La mainmise sur l’alimentaire par les systèmes agro-industriels est basé sur la croyance que les sociétés multinationales jouent un rôle essentiel dans l’approvisionnement en nourriture et que leurs intérêts sont alignés sur l’intérêt publique. Ses promoteurs présentent les grandes entreprises comme étant mieux équipées que les gouvernements et que la société civile pour établir les règles et les politiques donnant forme à nos systèmes alimentaires. Il s’agit d’une vision du monde qui permet aux grandes entreprises d’accroitre leur part de terre, d’eau et pêcheries, de quasiment monopoliser le commerce des semences et d’utiliser intensivement pesticides et engrais chimiques. Mais elle échoue à reconnaitre et à faire face aux préjudices causés par les entreprises multinationales. Dans le cas où cette capture par les systèmes agro-industriels arrive à dominer des espaces tels que le Sommet sur les Systèmes Alimentaires (FSS), le Comité de la Sécurité Alimentaire Mondiale de l’ONU (CSA) ou l’Organisation des Nations unies pour l’alimentation et l’agriculture (FAO), la démocratie, l’auto-détermination et la souveraineté des peuples seront d’avantage mises à mal.

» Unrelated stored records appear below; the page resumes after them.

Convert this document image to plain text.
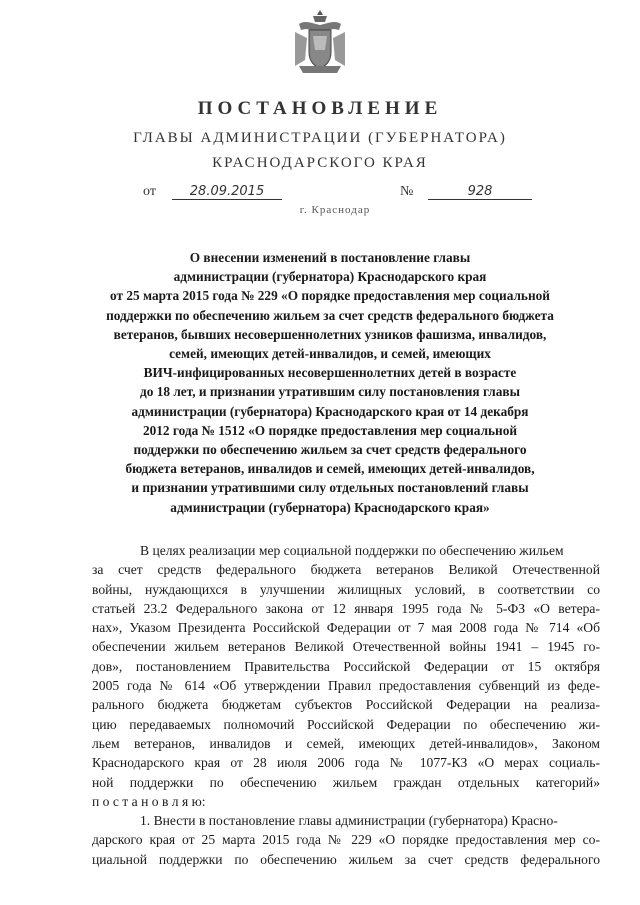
ПОСТАНОВЛЕНИЕ
ГЛАВЫ АДМИНИСТРАЦИИ (ГУБЕРНАТОРА)
КРАСНОДАРСКОГО КРАЯ
от	28.09.2015	№	928
г. Краснодар
О внесении изменений в постановление главы
администрации (губернатора) Краснодарского края
от 25 марта 2015 года № 229 «О порядке предоставления мер социальной
поддержки по обеспечению жильем за счет средств федерального бюджета
ветеранов, бывших несовершеннолетних узников фашизма, инвалидов,
семей, имеющих детей-инвалидов, и семей, имеющих
ВИЧ-инфицированных несовершеннолетних детей в возрасте
до 18 лет, и признании утратившим силу постановления главы
администрации (губернатора) Краснодарского края от 14 декабря
2012 года № 1512 «О порядке предоставления мер социальной
поддержки по обеспечению жильем за счет средств федерального
бюджета ветеранов, инвалидов и семей, имеющих детей-инвалидов,
и признании утратившими силу отдельных постановлений главы
администрации (губернатора) Краснодарского края»
В целях реализации мер социальной поддержки по обеспечению жильем
за счет средств федерального бюджета ветеранов Великой Отечественной
войны, нуждающихся в улучшении жилищных условий, в соответствии со
статьей 23.2 Федерального закона от 12 января 1995 года № 5-ФЗ «О ветера-
нах», Указом Президента Российской Федерации от 7 мая 2008 года № 714 «Об
обеспечении жильем ветеранов Великой Отечественной войны 1941 – 1945 го-
дов», постановлением Правительства Российской Федерации от 15 октября
2005 года № 614 «Об утверждении Правил предоставления субвенций из феде-
рального бюджета бюджетам субъектов Российской Федерации на реализа-
цию передаваемых полномочий Российской Федерации по обеспечению жи-
льем ветеранов, инвалидов и семей, имеющих детей-инвалидов», Законом
Краснодарского края от 28 июля 2006 года № 1077-КЗ «О мерах социаль-
ной поддержки по обеспечению жильем граждан отдельных категорий»
п о с т а н о в л я ю:
1. Внести в постановление главы администрации (губернатора) Красно-
дарского края от 25 марта 2015 года № 229 «О порядке предоставления мер со-
циальной поддержки по обеспечению жильем за счет средств федерального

Le FSS a été organisé pour assurer le contrôle par les grandes entreprises des systèmes alimentaires au milieu d’une pression croissante pour répondre aux échecs des systèmes alimentaires industrialisés. A travers le FSS, l’ONU pourrait finir par consolider un nouvel écosystème d’acteurs puissants tentant de privatiser la gouvernance d’un régime alimentaire corporatif-environnemental. Ces acteurs sont des gouvernements du Nord, de l’UE en particulier, des plateformes économiques telles que le Forum Economique Mondial (FEM) et le Conseil mondial des affaires pour le développement durable (WBCSD); des philanthropies comme les fondations Gates, Rockefeller, Stordalen et EAT et la Global Alliance for the Future of Food ; des initiatives multipartenaires telles que la Global Alliance for Improved Nutrition (GAIN) et le Scaling Up Nutrition (SUN); des ONG internationales comme le World Wildlife Fund (WWF) et Care, et des scientifiques favorables aux entreprises.

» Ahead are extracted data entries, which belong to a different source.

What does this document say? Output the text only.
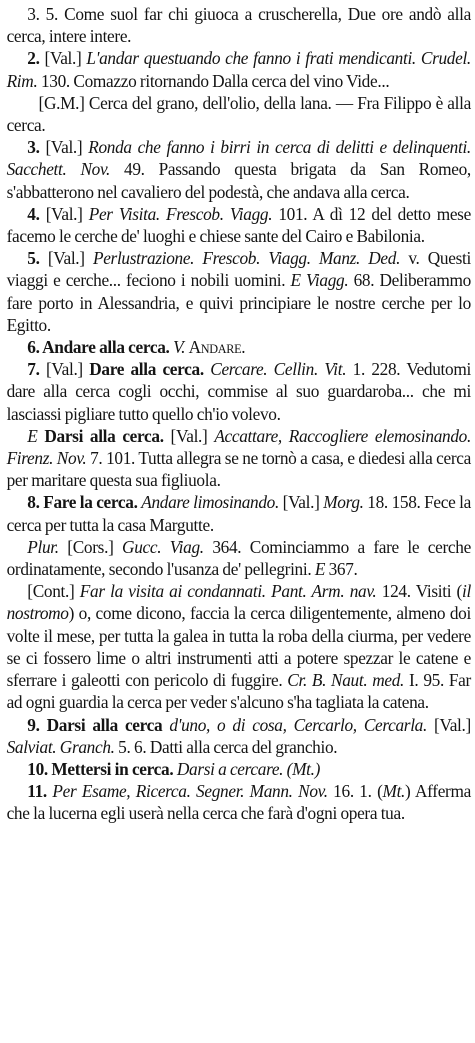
3. 5. Come suol far chi giuoca a cruscherella, Due ore andò alla cerca, intere intere.

2. [Val.] L'andar questuando che fanno i frati mendicanti. Crudel. Rim. 130. Comazzo ritornando Dalla cerca del vino Vide...

[G.M.] Cerca del grano, dell'olio, della lana. — Fra Filippo è alla cerca.

3. [Val.] Ronda che fanno i birri in cerca di delitti e delinquenti. Sacchett. Nov. 49. Passando questa brigata da San Romeo, s'abbatterono nel cavaliero del podestà, che andava alla cerca.

4. [Val.] Per Visita. Frescob. Viagg. 101. A dì 12 del detto mese facemo le cerche de' luoghi e chiese sante del Cairo e Babilonia.

5. [Val.] Perlustrazione. Frescob. Viagg. Manz. Ded. v. Questi viaggi e cerche... feciono i nobili uomini. E Viagg. 68. Deliberammo fare porto in Alessandria, e quivi principiare le nostre cerche per lo Egitto.

6. Andare alla cerca. V. Andare.

7. [Val.] Dare alla cerca. Cercare. Cellin. Vit. 1. 228. Vedutomi dare alla cerca cogli occhi, commise al suo guardaroba... che mi lasciassi pigliare tutto quello ch'io volevo.

E Darsi alla cerca. [Val.] Accattare, Raccogliere elemosinando. Firenz. Nov. 7. 101. Tutta allegra se ne tornò a casa, e diedesi alla cerca per maritare questa sua figliuola.

8. Fare la cerca. Andare limosinando. [Val.] Morg. 18. 158. Fece la cerca per tutta la casa Margutte.

Plur. [Cors.] Gucc. Viag. 364. Cominciammo a fare le cerche ordinatamente, secondo l'usanza de' pellegrini. E 367.

[Cont.] Far la visita ai condannati. Pant. Arm. nav. 124. Visiti (il nostromo) o, come dicono, faccia la cerca diligentemente, almeno doi volte il mese, per tutta la galea in tutta la roba della ciurma, per vedere se ci fossero lime o altri instrumenti atti a potere spezzar le catene e sferrare i galeotti con pericolo di fuggire. Cr. B. Naut. med. I. 95. Far ad ogni guardia la cerca per veder s'alcuno s'ha tagliata la catena.

9. Darsi alla cerca d'uno, o di cosa, Cercarlo, Cercarla. [Val.] Salviat. Granch. 5. 6. Datti alla cerca del granchio.

10. Mettersi in cerca. Darsi a cercare. (Mt.)

11. Per Esame, Ricerca. Segner. Mann. Nov. 16. 1. (Mt.) Afferma che la lucerna egli userà nella cerca che farà d'ogni opera tua.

Notre boycott a contesté avec efficacité la légitimité du FSS et a empêché, pour le moment, la création de nouvelles structures institutionnelles alignées avec les grandes entreprises. Notre préoccupation dans le futur immédiat va être d’en saisir le CSA – y compris le groupe d’experts de haut niveau pour la sécurité alimentaire et la nutrition – et les agences de l’ONU basées à Rome, en particulier la FAO. En tant que mouvement pour la souveraineté alimentaire, nous avons insisté sur la démocratisation de ces institutions pour qu’elles soient davantage réceptives aux demandes des petits producteurs. Au cours des 25 dernières années, nous avons connu des victoires partielles. Cependant, tout cela est maintenant en danger. La coalition multipartite mentionnée précédemment demande maintenant que le CSA et la FAO donnent suite aux résultats du Sommet. Elle veut importer du FSS les méthodes de travail de la gouvernance multipartite, c’est-à-dire ignorer les règles de procédure existantes ; privilégiant les coalitions d’action ad hoc sans règle établie. Ces coalitions manqueront certainement de transparence, d’inclusion multilatérale, de mécanismes de prise de décision et de responsabilités, détourneront les ressources des programmes publiques des agences de l’ONU vers ces initiatives ad hoc, semi-privatisées. Nous devons résister à cette tentative et continuer la lutte afin de consolider nos institutions communes et publiques tout au long du chemin du local au global pour assurer la souveraineté alimentaire.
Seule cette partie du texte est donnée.